Josh P. Gates of Forest City Gear

CNC department lead Josh P. Gates is responsible for implementing continuous improvement strategies for the turning and milling division at Forest City Gear. 

As is the case for the production of highly complex gears, FCG sometimes takes on quality control work from other gear-making shops. Part of the reason is FCG’s adherence to owning and operating the latest equipment — the company uses a Zeiss Contura and a Zeiss Accurra II to handle some of its QC inspection — but it has also trained some of its employees to be “roving inspectors.” These employees are responsible for inspecting parts right at the machine after the initial first piece is complete. These in-process inspectors on the shop floor have helped reduce first-piece inspection time from an average of two or three hours down to 30 minutes.

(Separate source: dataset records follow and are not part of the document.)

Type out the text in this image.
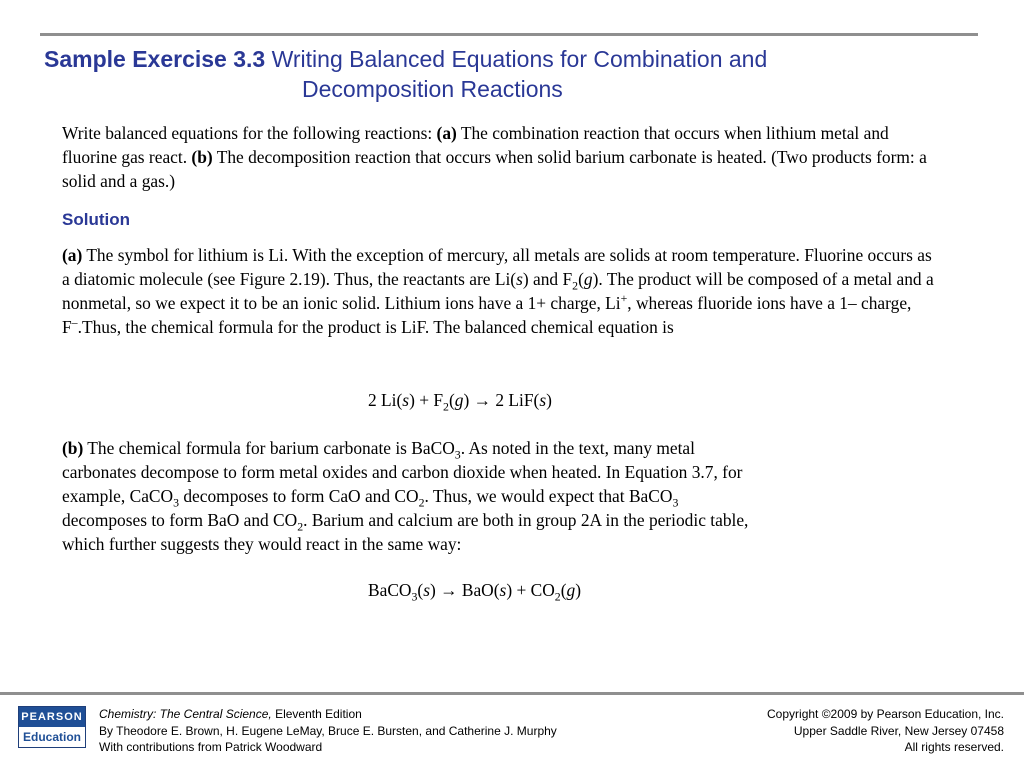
Sample Exercise 3.3 Writing Balanced Equations for Combination and
Decomposition Reactions
Write balanced equations for the following reactions: (a) The combination reaction that occurs when lithium metal and fluorine gas react. (b) The decomposition reaction that occurs when solid barium carbonate is heated. (Two products form: a solid and a gas.)
Solution
(a) The symbol for lithium is Li. With the exception of mercury, all metals are solids at room temperature. Fluorine occurs as a diatomic molecule (see Figure 2.19). Thus, the reactants are Li(s) and $F_2(g)$. The product will be composed of a metal and a nonmetal, so we expect it to be an ionic solid. Lithium ions have a 1+ charge, Li+, whereas fluoride ions have a 1– charge, F–.Thus, the chemical formula for the product is LiF. The balanced chemical equation is
2 $Li(s) + F_2(g) \to 2$ LiF(s)
(b) The chemical formula for barium carbonate is BaCO$_3$. As noted in the text, many metal carbonates decompose to form metal oxides and carbon dioxide when heated. In Equation 3.7, for example, CaCO$_3$ decomposes to form CaO and $CO_2$. Thus, we would expect that BaCO$_3$ decomposes to form BaO and $CO_2$. Barium and calcium are both in group 2A in the periodic table, which further suggests they would react in the same way:
BaCO$_3$(s) → $BaO(s) + CO_2(g)$
PEARSON
Education
Chemistry: The Central Science, Eleventh Edition
By Theodore E. Brown, H. Eugene LeMay, Bruce E. Bursten, and Catherine J. Murphy
With contributions from Patrick Woodward
Copyright ©2009 by Pearson Education, Inc.
Upper Saddle River, New Jersey 07458
All rights reserved.
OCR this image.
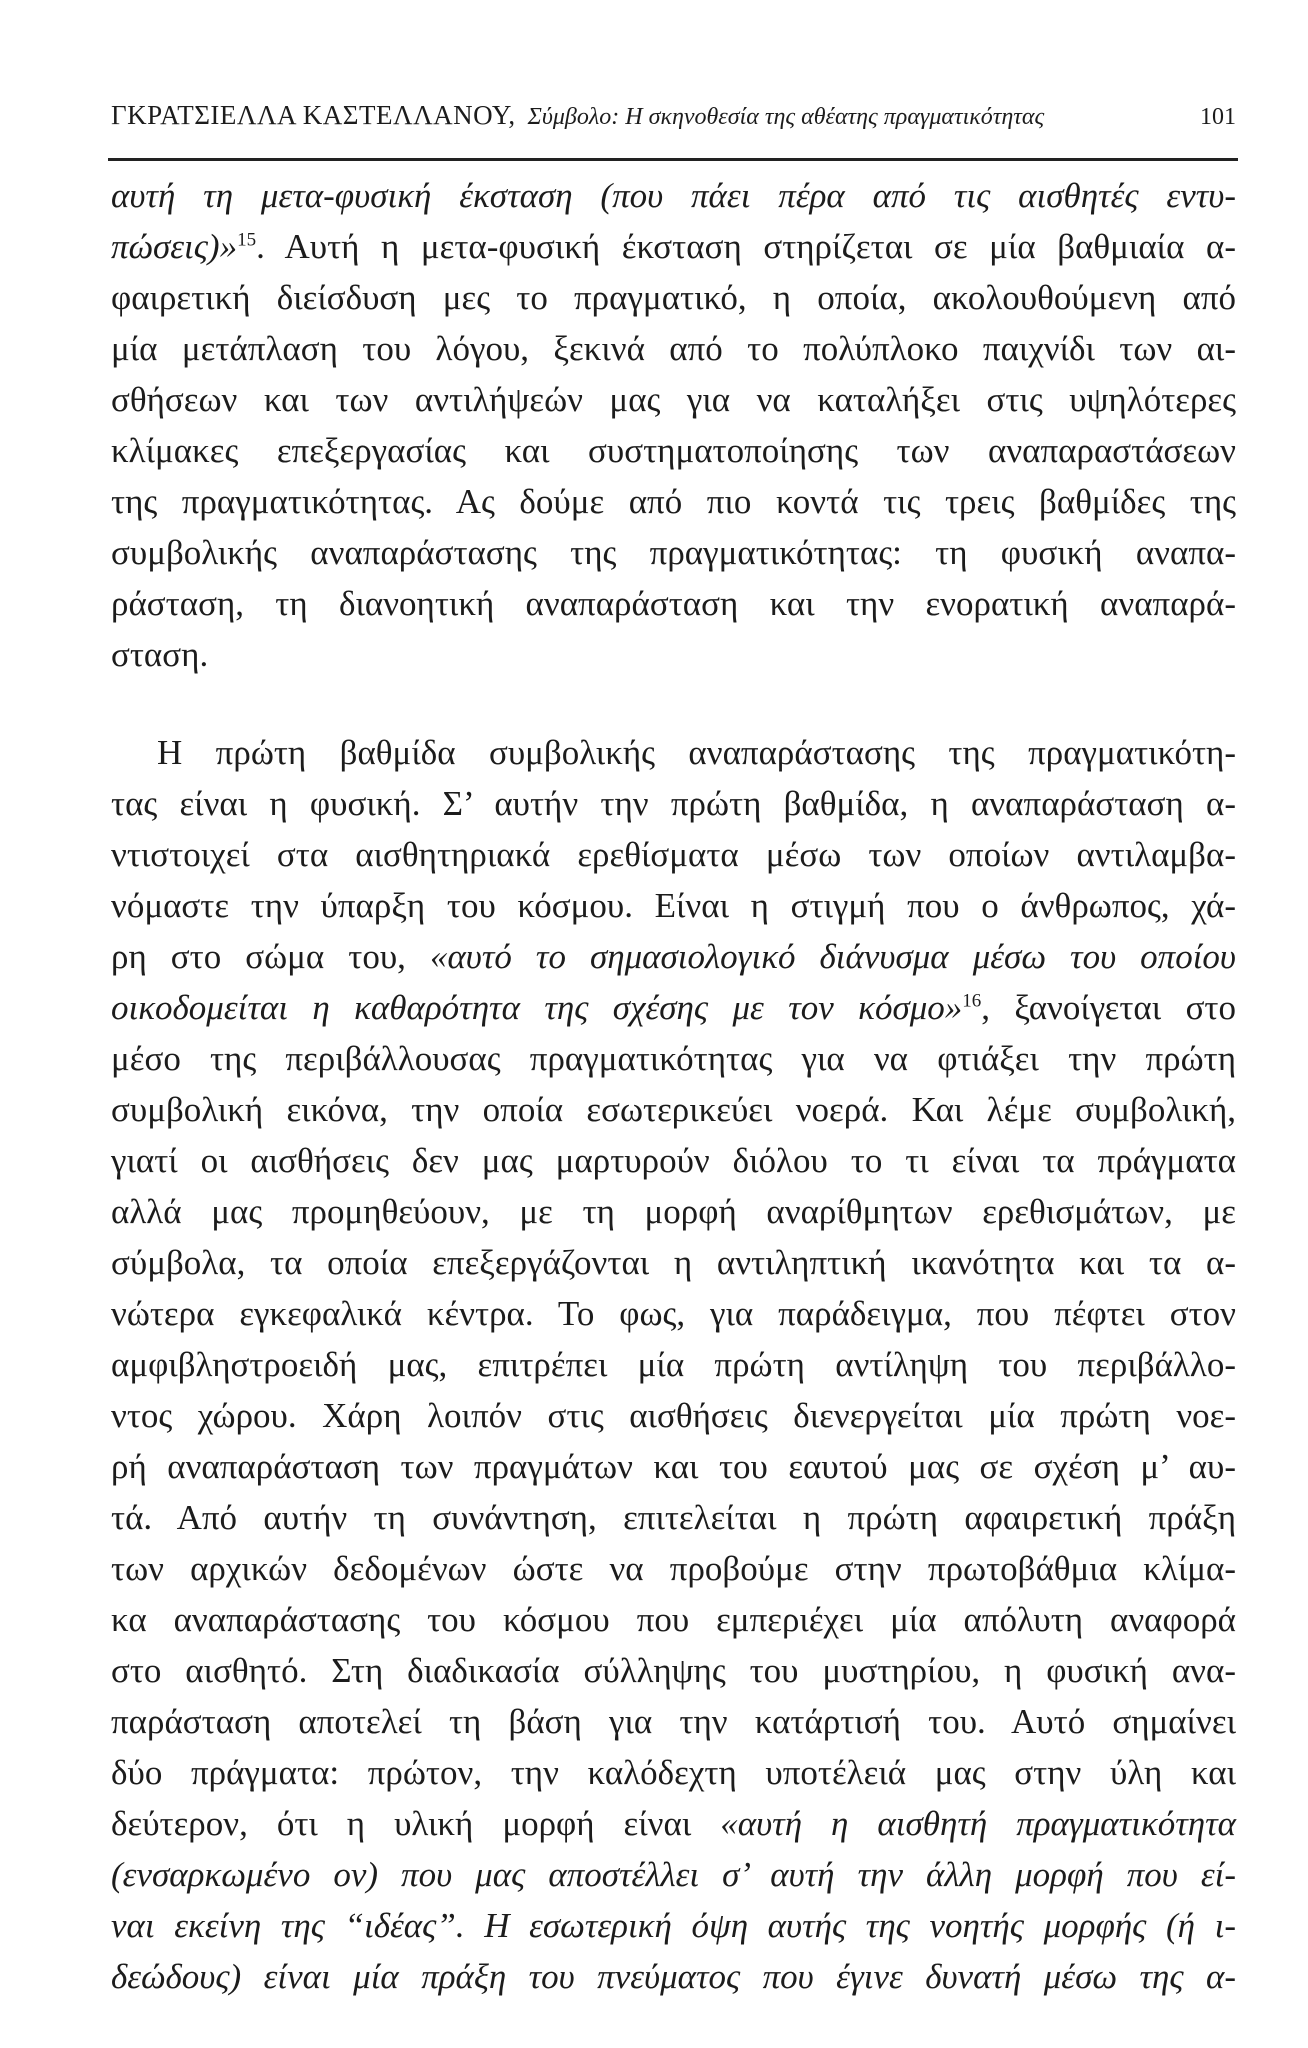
ΓΚΡΑΤΣΙΕΛΛΑ ΚΑΣΤΕΛΛΑΝΟΥ, Σύμβολο: Η σκηνοθεσία της αθέατης πραγματικότητας	101
αυτή τη μετα-φυσική έκσταση (που πάει πέρα από τις αισθητές εντυ-
πώσεις)»$^{15}$. Αυτή η μετα-φυσική έκσταση στηρίζεται σε μία βαθμιαία α-
φαιρετική διείσδυση μες το πραγματικό, η οποία, ακολουθούμενη από
μία μετάπλαση του λόγου, ξεκινά από το πολύπλοκο παιχνίδι των αι-
σθήσεων και των αντιλήψεών μας για να καταλήξει στις υψηλότερες
κλίμακες επεξεργασίας και συστηματοποίησης των αναπαραστάσεων
της πραγματικότητας. Ας δούμε από πιο κοντά τις τρεις βαθμίδες της
συμβολικής αναπαράστασης της πραγματικότητας: τη φυσική αναπα-
ράσταση, τη διανοητική αναπαράσταση και την ενορατική αναπαρά-
σταση.
Η πρώτη βαθμίδα συμβολικής αναπαράστασης της πραγματικότη-
τας είναι η φυσική. Σ’ αυτήν την πρώτη βαθμίδα, η αναπαράσταση α-
ντιστοιχεί στα αισθητηριακά ερεθίσματα μέσω των οποίων αντιλαμβα-
νόμαστε την ύπαρξη του κόσμου. Είναι η στιγμή που ο άνθρωπος, χά-
ρη στο σώμα του, «αυτό το σημασιολογικό διάνυσμα μέσω του οποίου
οικοδομείται η καθαρότητα της σχέσης με τον κόσμο»$^{16}$, ξανοίγεται στο
μέσο της περιβάλλουσας πραγματικότητας για να φτιάξει την πρώτη
συμβολική εικόνα, την οποία εσωτερικεύει νοερά. Και λέμε συμβολική,
γιατί οι αισθήσεις δεν μας μαρτυρούν διόλου το τι είναι τα πράγματα
αλλά μας προμηθεύουν, με τη μορφή αναρίθμητων ερεθισμάτων, με
σύμβολα, τα οποία επεξεργάζονται η αντιληπτική ικανότητα και τα α-
νώτερα εγκεφαλικά κέντρα. Το φως, για παράδειγμα, που πέφτει στον
αμφιβληστροειδή μας, επιτρέπει μία πρώτη αντίληψη του περιβάλλο-
ντος χώρου. Χάρη λοιπόν στις αισθήσεις διενεργείται μία πρώτη νοε-
ρή αναπαράσταση των πραγμάτων και του εαυτού μας σε σχέση μ’ αυ-
τά. Από αυτήν τη συνάντηση, επιτελείται η πρώτη αφαιρετική πράξη
των αρχικών δεδομένων ώστε να προβούμε στην πρωτοβάθμια κλίμα-
κα αναπαράστασης του κόσμου που εμπεριέχει μία απόλυτη αναφορά
στο αισθητό. Στη διαδικασία σύλληψης του μυστηρίου, η φυσική ανα-
παράσταση αποτελεί τη βάση για την κατάρτισή του. Αυτό σημαίνει
δύο πράγματα: πρώτον, την καλόδεχτη υποτέλειά μας στην ύλη και
δεύτερον, ότι η υλική μορφή είναι «αυτή η αισθητή πραγματικότητα
(ενσαρκωμένο ον) που μας αποστέλλει σ’ αυτή την άλλη μορφή που εί-
ναι εκείνη της “ιδέας”. Η εσωτερική όψη αυτής της νοητής μορφής (ή ι-
δεώδους) είναι μία πράξη του πνεύματος που έγινε δυνατή μέσω της α-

“We have taken these guys out of the QC lab and put them out on the floor, with one person dedicated to each department,” Miller says. “And he's basically part of that department now — the inspector for that department. He's tied in and he knows what's going on inside that department. He can work with the setup guys. He's helping put the inspection tooling together, and he's working with all the department staff, and he knows directly what's going on at all times with regard to that setup. When they're ready for the first piece, he's on top of it.”

He’s on top of it — a fitting quote to sum up what, when taken individually, might seem like small, incremental steps. But put them together and they tell a different story.